TURNER – Overall town expenses came in at $230,000 below budget for the 2021-22 fiscal year ending June 30, Town Manager Kurt Schaub said Tuesday afternoon.

Although expenses were down across the board, several accounts exceeded their allocations, mostly due to higher fuel costs. The accounts for the rescue and fire departments, public works garage, cemeteries and parks and public officers’ association exceeded their budgets by about $44,100 combined, Schaub said. About $28,000 of that was from the rescue department.

In addition to higher fuel costs, the rescue department had more calls for service and transports to hospitals, plus the cost to purchase personal protective equipment. While the increased utilization of the department is reflected in the nearly $84,000 over projected revenue this past fiscal year, each department’s revenues and expenses are locked in with the town meeting vote and cannot be used to balance the budget at the end of the year, the town manager said.

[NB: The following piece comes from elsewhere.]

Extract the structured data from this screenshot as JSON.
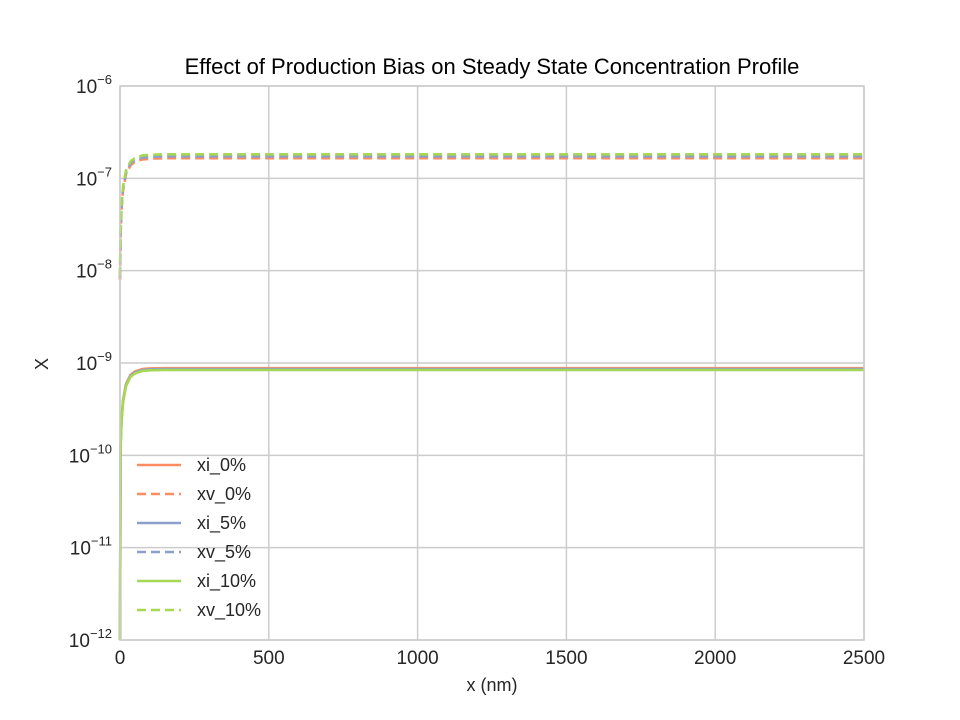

Instead, selectmen Monday approved putting the town’s $25,000 contingency fund toward the combined excess expenses. Each year, the town budget includes a contingency fund for this purpose, Schaub said.

The board also approved putting $19,100 of the town’s allocated American Rescue Plan Act funds toward the remainder of the balance. These funds will be earmarked for the rescue department because, besides fuel, much of the excess costs the department incurred were COVID-related.

In other news, Schaub said the town’s insurance will cover all but its $1,000 deductible to complete repairs to the town office building. At the end of June, a corroded pipe burst, flooding the Town Hall. The repairs include replacing sheetrock in one room, tile floors in another and filling holes and replacing molding throughout the building. Schaub said that the molding was removed in much of the building to punch holes in the sheetrock to dry it out and prevent mold.

Contractor bids for the repairs are going out this week and are due back Aug. 29. Schaub said the town hopes to have the repairs completed by the end of September so the building is “back together well in time” for elections in November.